Elemento comune in tutti gli Stati, nei percorsi di formazione prevalgono i crediti formativi legati alle attività specifiche e professionalizzanti della figura. Questi crediti sono distribuiti nella maggior parte dei casi nel seguente modo: esperienze pratiche guidate, tirocinio diretto curriculare, supervisione individuale e di gruppo, laboratori esperienziali, attività destinate alla collettività e al territorio. La professione è direttamente coinvolta nella formazione di professionisti del proprio profilo professionale e/o di professioni affini, e tale formazione spesso ha maggior peso sia rispetto al numero di crediti dedicati, sia all’importanza che viene data al quadro esperienziale e riflessivo sulle questioni legate alle competenze, ai compiti e alle funzioni declinate dal profilo professionale.

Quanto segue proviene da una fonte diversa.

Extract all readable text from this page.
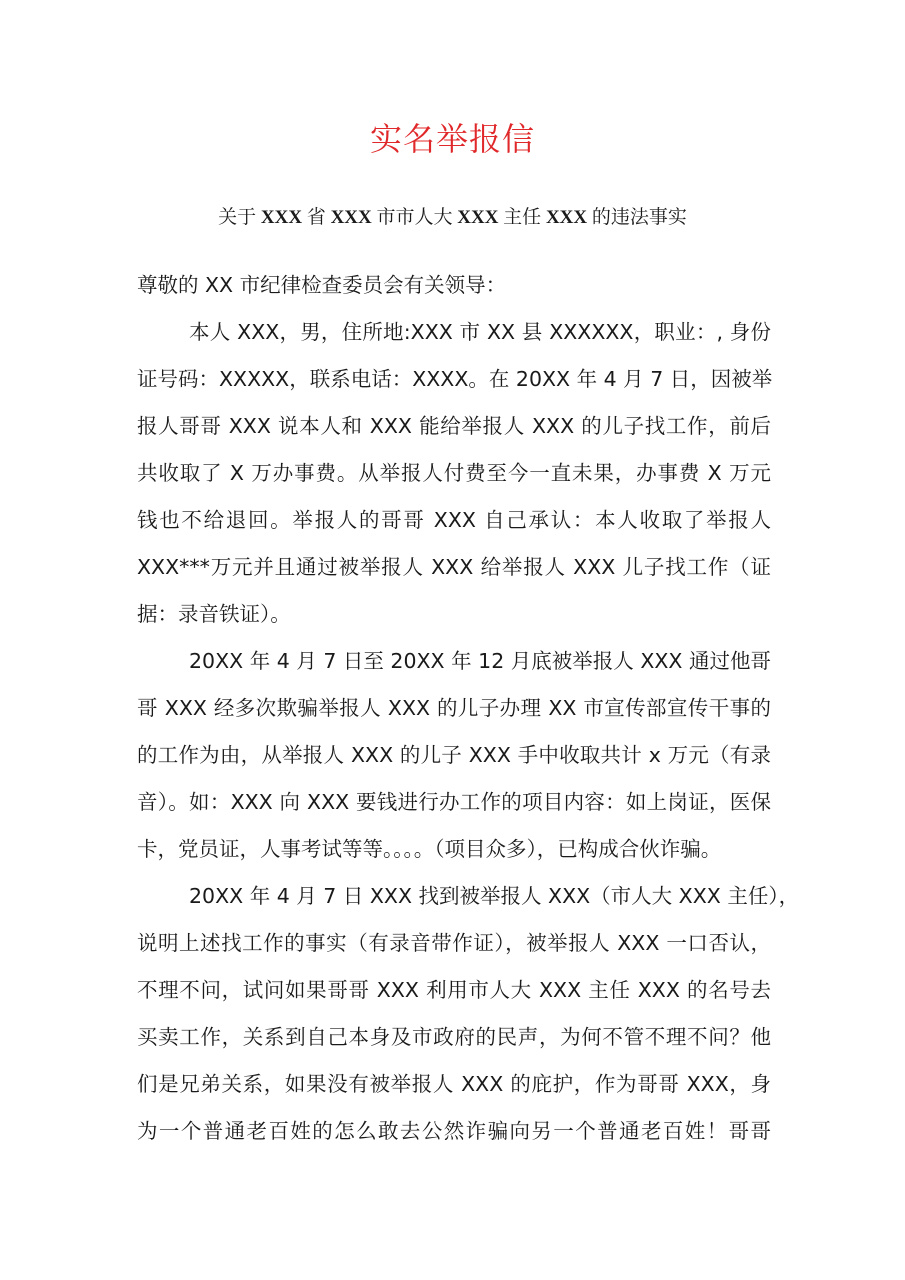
实名举报信
关于 XXX 省 XXX 市市人大 XXX 主任 XXX 的违法事实
尊敬的 XX 市纪律检查委员会有关领导：
本人 XXX，男，住所地:XXX 市 XX 县 XXXXXX，职业：, 身份
证号码：XXXXX，联系电话：XXXX。在 20XX 年 4 月 7 日，因被举
报人哥哥 XXX 说本人和 XXX 能给举报人 XXX 的儿子找工作，前后
共收取了 X 万办事费。从举报人付费至今一直未果，办事费 X 万元
钱也不给退回。举报人的哥哥 XXX 自己承认：本人收取了举报人
XXX***万元并且通过被举报人 XXX 给举报人 XXX 儿子找工作（证
据：录音铁证）。
20XX 年 4 月 7 日至 20XX 年 12 月底被举报人 XXX 通过他哥
哥 XXX 经多次欺骗举报人 XXX 的儿子办理 XX 市宣传部宣传干事的
的工作为由，从举报人 XXX 的儿子 XXX 手中收取共计 x 万元（有录
音）。如：XXX 向 XXX 要钱进行办工作的项目内容：如上岗证，医保
卡，党员证，人事考试等等。。。。（项目众多），已构成合伙诈骗。
20XX 年 4 月 7 日 XXX 找到被举报人 XXX（市人大 XXX 主任），
说明上述找工作的事实（有录音带作证），被举报人 XXX 一口否认，
不理不问，试问如果哥哥 XXX 利用市人大 XXX 主任 XXX 的名号去
买卖工作，关系到自己本身及市政府的民声，为何不管不理不问？他
们是兄弟关系，如果没有被举报人 XXX 的庇护，作为哥哥 XXX，身
为一个普通老百姓的怎么敢去公然诈骗向另一个普通老百姓！哥哥
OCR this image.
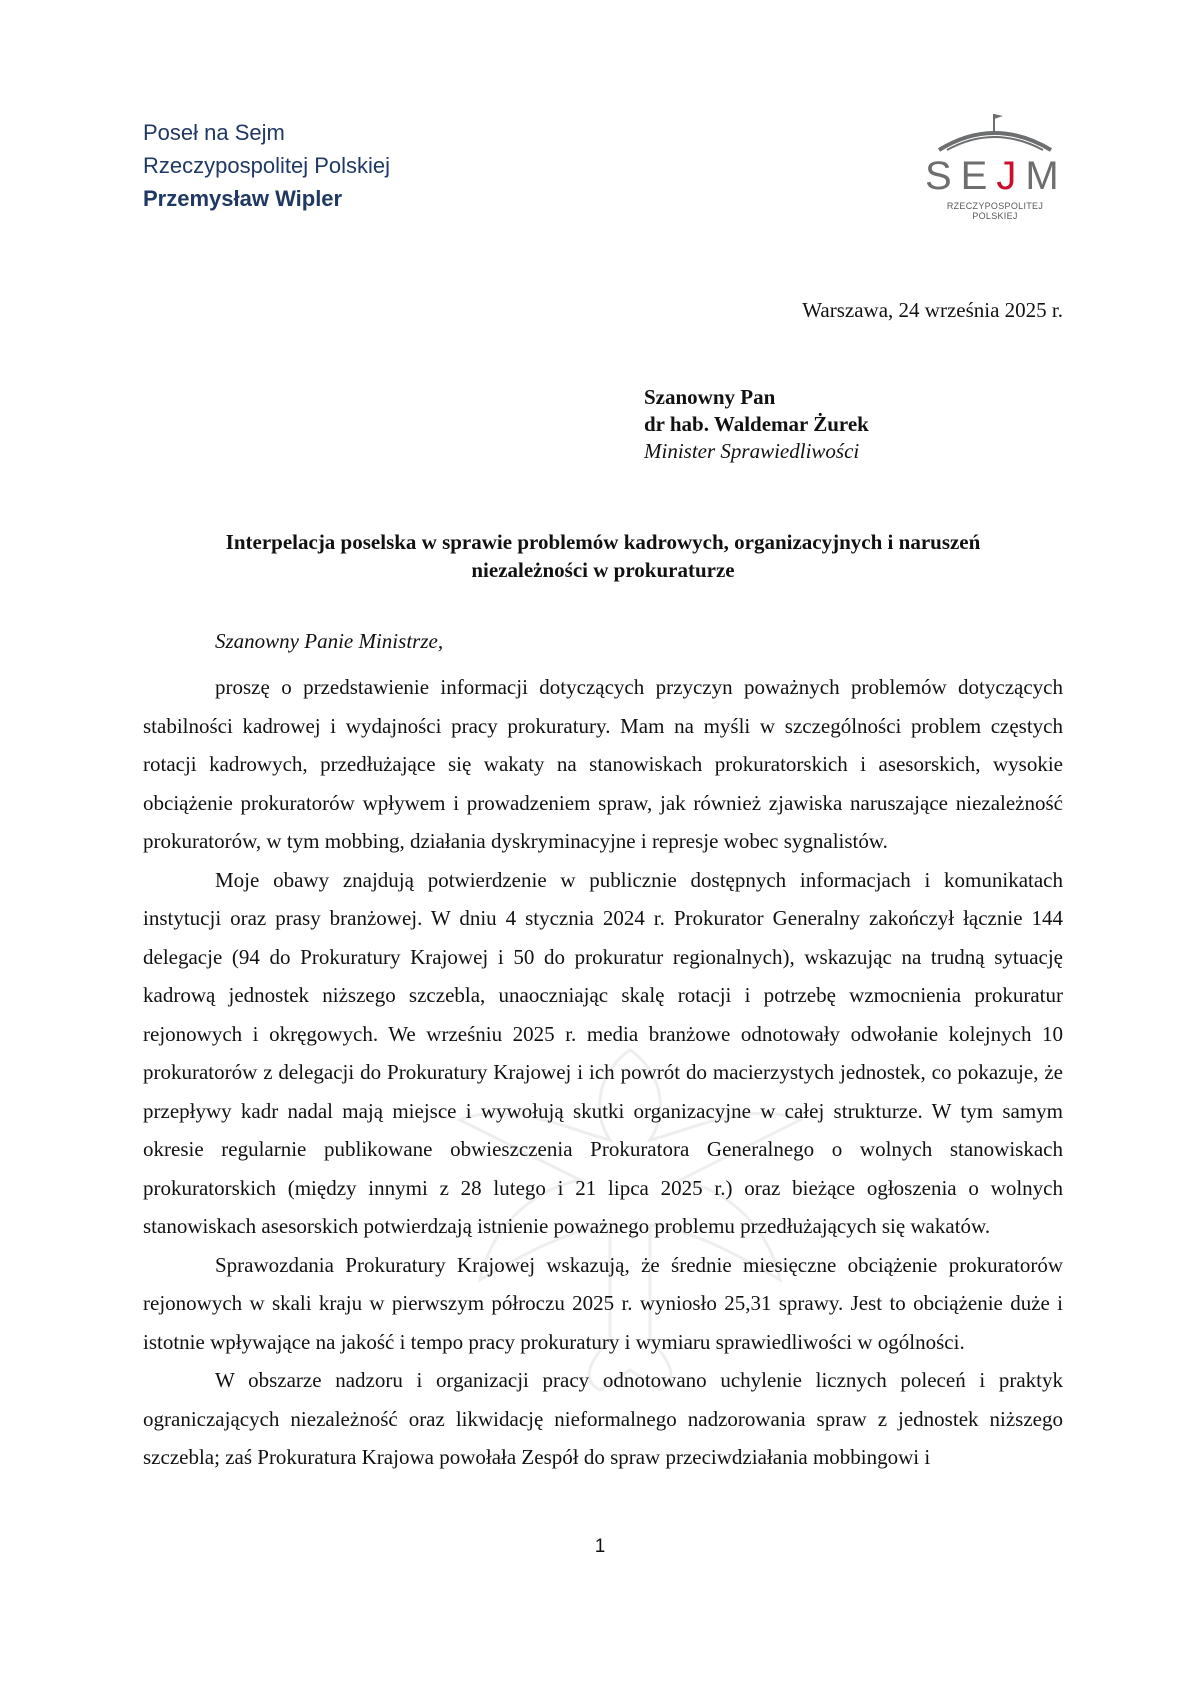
Poseł na Sejm
Rzeczypospolitej Polskiej
Przemysław Wipler
SEJM
RZECZYPOSPOLITEJ POLSKIEJ
Warszawa, 24 września 2025 r.
Szanowny Pan
dr hab. Waldemar Żurek
Minister Sprawiedliwości
Interpelacja poselska w sprawie problemów kadrowych, organizacyjnych i naruszeń
niezależności w prokuraturze
Szanowny Panie Ministrze,

proszę o przedstawienie informacji dotyczących przyczyn poważnych problemów dotyczących stabilności kadrowej i wydajności pracy prokuratury. Mam na myśli w szczególności problem częstych rotacji kadrowych, przedłużające się wakaty na stanowiskach prokuratorskich i asesorskich, wysokie obciążenie prokuratorów wpływem i prowadzeniem spraw, jak również zjawiska naruszające niezależność prokuratorów, w tym mobbing, działania dyskryminacyjne i represje wobec sygnalistów.

Moje obawy znajdują potwierdzenie w publicznie dostępnych informacjach i komunikatach instytucji oraz prasy branżowej. W dniu 4 stycznia 2024 r. Prokurator Generalny zakończył łącznie 144 delegacje (94 do Prokuratury Krajowej i 50 do prokuratur regionalnych), wskazując na trudną sytuację kadrową jednostek niższego szczebla, unaoczniając skalę rotacji i potrzebę wzmocnienia prokuratur rejonowych i okręgowych. We wrześniu 2025 r. media branżowe odnotowały odwołanie kolejnych 10 prokuratorów z delegacji do Prokuratury Krajowej i ich powrót do macierzystych jednostek, co pokazuje, że przepływy kadr nadal mają miejsce i wywołują skutki organizacyjne w całej strukturze. W tym samym okresie regularnie publikowane obwieszczenia Prokuratora Generalnego o wolnych stanowiskach prokuratorskich (między innymi z 28 lutego i 21 lipca 2025 r.) oraz bieżące ogłoszenia o wolnych stanowiskach asesorskich potwierdzają istnienie poważnego problemu przedłużających się wakatów.

Sprawozdania Prokuratury Krajowej wskazują, że średnie miesięczne obciążenie prokuratorów rejonowych w skali kraju w pierwszym półroczu 2025 r. wyniosło 25,31 sprawy. Jest to obciążenie duże i istotnie wpływające na jakość i tempo pracy prokuratury i wymiaru sprawiedliwości w ogólności.

W obszarze nadzoru i organizacji pracy odnotowano uchylenie licznych poleceń i praktyk ograniczających niezależność oraz likwidację nieformalnego nadzorowania spraw z jednostek niższego szczebla; zaś Prokuratura Krajowa powołała Zespół do spraw przeciwdziałania mobbingowi i

1
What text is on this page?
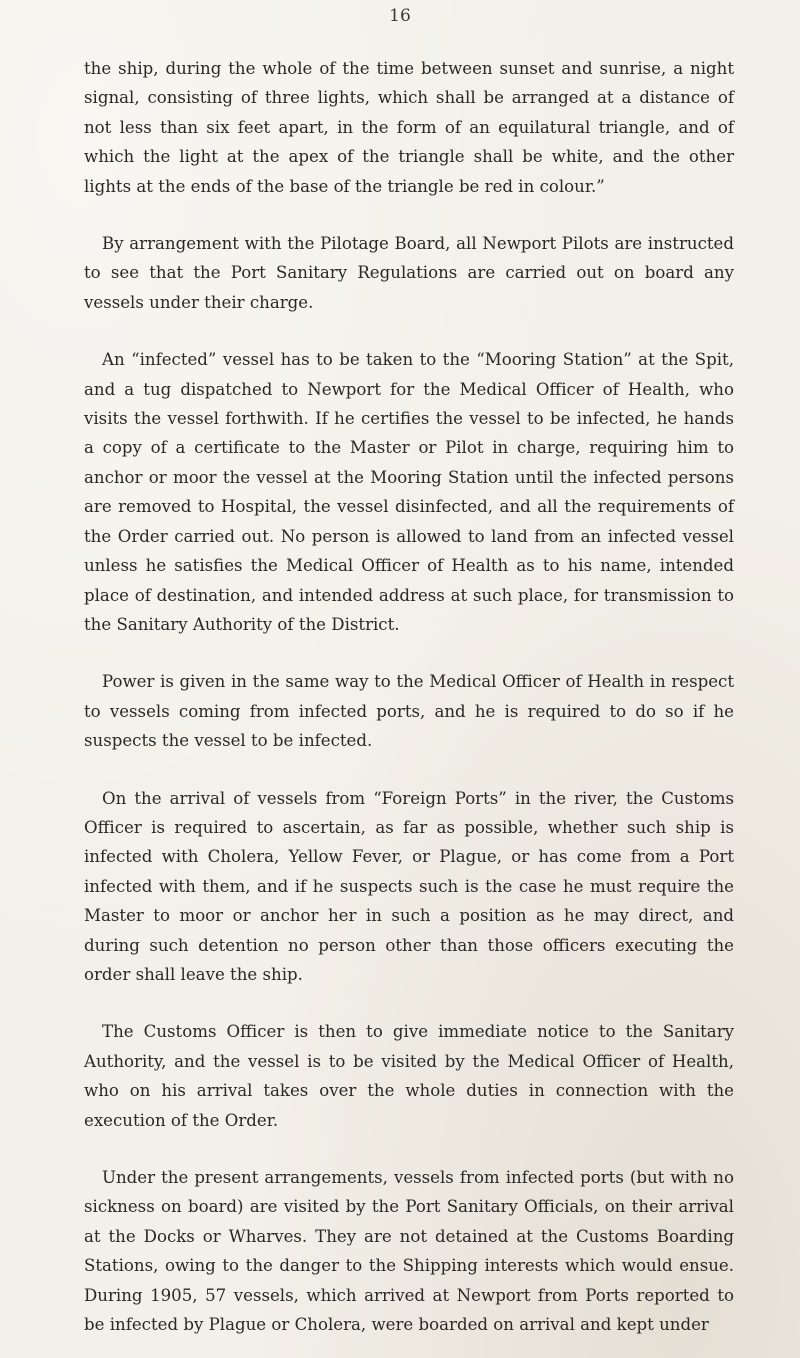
16

the ship, during the whole of the time between sunset and sunrise, a night signal, consisting of three lights, which shall be arranged at a distance of not less than six feet apart, in the form of an equilatural triangle, and of which the light at the apex of the triangle shall be white, and the other lights at the ends of the base of the triangle be red in colour.”

By arrangement with the Pilotage Board, all Newport Pilots are instructed to see that the Port Sanitary Regulations are carried out on board any vessels under their charge.

An “infected” vessel has to be taken to the “Mooring Station” at the Spit, and a tug dispatched to Newport for the Medical Officer of Health, who visits the vessel forthwith. If he certifies the vessel to be infected, he hands a copy of a certificate to the Master or Pilot in charge, requiring him to anchor or moor the vessel at the Mooring Station until the infected persons are removed to Hospital, the vessel disinfected, and all the requirements of the Order carried out. No person is allowed to land from an infected vessel unless he satisfies the Medical Officer of Health as to his name, intended place of destination, and intended address at such place, for transmission to the Sanitary Authority of the District.

Power is given in the same way to the Medical Officer of Health in respect to vessels coming from infected ports, and he is required to do so if he suspects the vessel to be infected.

On the arrival of vessels from “Foreign Ports” in the river, the Customs Officer is required to ascertain, as far as possible, whether such ship is infected with Cholera, Yellow Fever, or Plague, or has come from a Port infected with them, and if he suspects such is the case he must require the Master to moor or anchor her in such a position as he may direct, and during such detention no person other than those officers executing the order shall leave the ship.

The Customs Officer is then to give immediate notice to the Sanitary Authority, and the vessel is to be visited by the Medical Officer of Health, who on his arrival takes over the whole duties in connection with the execution of the Order.

Under the present arrangements, vessels from infected ports (but with no sickness on board) are visited by the Port Sanitary Officials, on their arrival at the Docks or Wharves. They are not detained at the Customs Boarding Stations, owing to the danger to the Shipping interests which would ensue. During 1905, 57 vessels, which arrived at Newport from Ports reported to be infected by Plague or Cholera, were boarded on arrival and kept under
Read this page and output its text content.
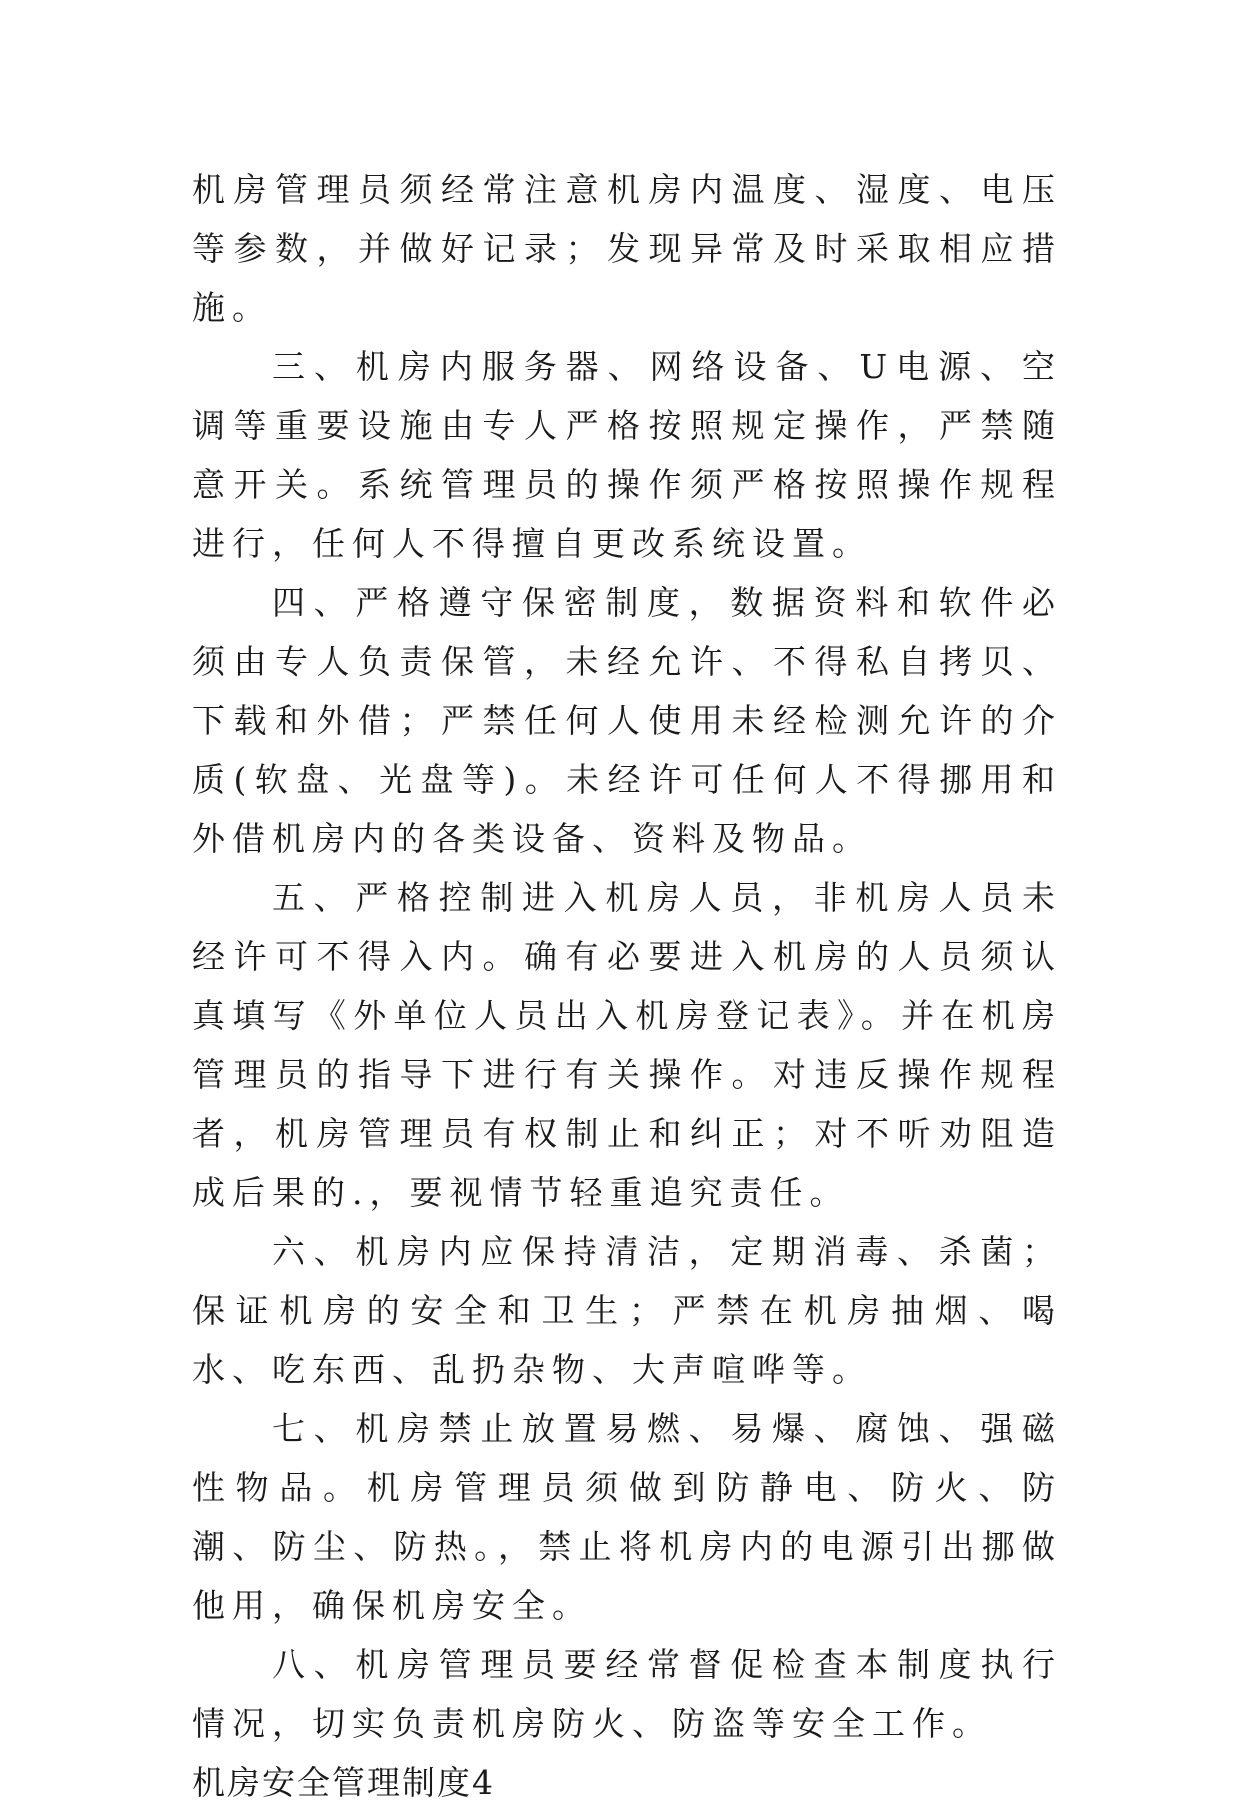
机房管理员须经常注意机房内温度、湿度、电压等参数，并做好记录；发现异常及时采取相应措施。

三、机房内服务器、网络设备、U电源、空调等重要设施由专人严格按照规定操作，严禁随意开关。系统管理员的操作须严格按照操作规程进行，任何人不得擅自更改系统设置。

四、严格遵守保密制度，数据资料和软件必须由专人负责保管，未经允许、不得私自拷贝、下载和外借；严禁任何人使用未经检测允许的介质(软盘、光盘等)。未经许可任何人不得挪用和外借机房内的各类设备、资料及物品。

五、严格控制进入机房人员，非机房人员未经许可不得入内。确有必要进入机房的人员须认真填写《外单位人员出入机房登记表》。并在机房管理员的指导下进行有关操作。对违反操作规程者，机房管理员有权制止和纠正；对不听劝阻造成后果的.，要视情节轻重追究责任。

六、机房内应保持清洁，定期消毒、杀菌；保证机房的安全和卫生；严禁在机房抽烟、喝水、吃东西、乱扔杂物、大声喧哗等。

七、机房禁止放置易燃、易爆、腐蚀、强磁性物品。机房管理员须做到防静电、防火、防潮、防尘、防热。，禁止将机房内的电源引出挪做他用，确保机房安全。

八、机房管理员要经常督促检查本制度执行情况，切实负责机房防火、防盗等安全工作。

机房安全管理制度4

Al termine delle attività formative lo studente può intraprendere la professione senza dover avere alcun riferimento ad albi o Ordini professionali. Nella stragrande maggioranza dei casi i riferimenti professionali sono delegati alle associazioni professionali che vicariano le competenze ordinistiche e in alcuni casi anche sindacati di categoria; di converso in alcuni Paesi non si può esercitare la professione senza essere iscritti all’associazione di riferimento o al sindacato di categoria.

Sono stati scritti e pubblicati numerosi documenti sulle attività tipiche professionali ed è stata definita una piattaforma europea e internazionale il cui focus è rappresentato dalle competenze professionali dell’Educatore; essa è curata dalla Associazione Internazionale degli Educatori (AIEJI), nel cui board internazionale, l’Italia è rappresentata dalla Associazione tecnico-scientifica ANEP. Fin dalle origini delle prime forme organizzate, gli Educatori professionali italiani fanno parte integrante di questa realtà internazionale la quale aggrega circa 500 soggetti, siano essi professionisti associati a titolo individuale o gruppi professionali organizzati a loro volta in associazioni (queste ultime definite in modo più stringente e con poteri regolatori nell’ambito degli stati di appartenenza). AIEJI a sua volta è membro di ENSACT, una rete europea di associazioni professionali, facoltà di assistenza sociale ed educazione sociale, Consigli nazionali di assistenza sociale. FICE, EASW, FESET sono alcune delle realtà aderenti. È essenziale per la qualità della politica sociale e l'erogazione dei servizi sociali che i professionisti che operano in quei servizi, abbiano una voce forte nei propri Paesi, ma anche a Bruxelles e Strasburgo. ENSACT promuove la coerenza e l'efficacia delle qualifiche professionali e la qualità dei servizi sociali e delle politiche in tutta Europa, con particolare riferimento al processo di Bologna ed ai processi dell'UE per il riconoscimento reciproco delle qualifiche.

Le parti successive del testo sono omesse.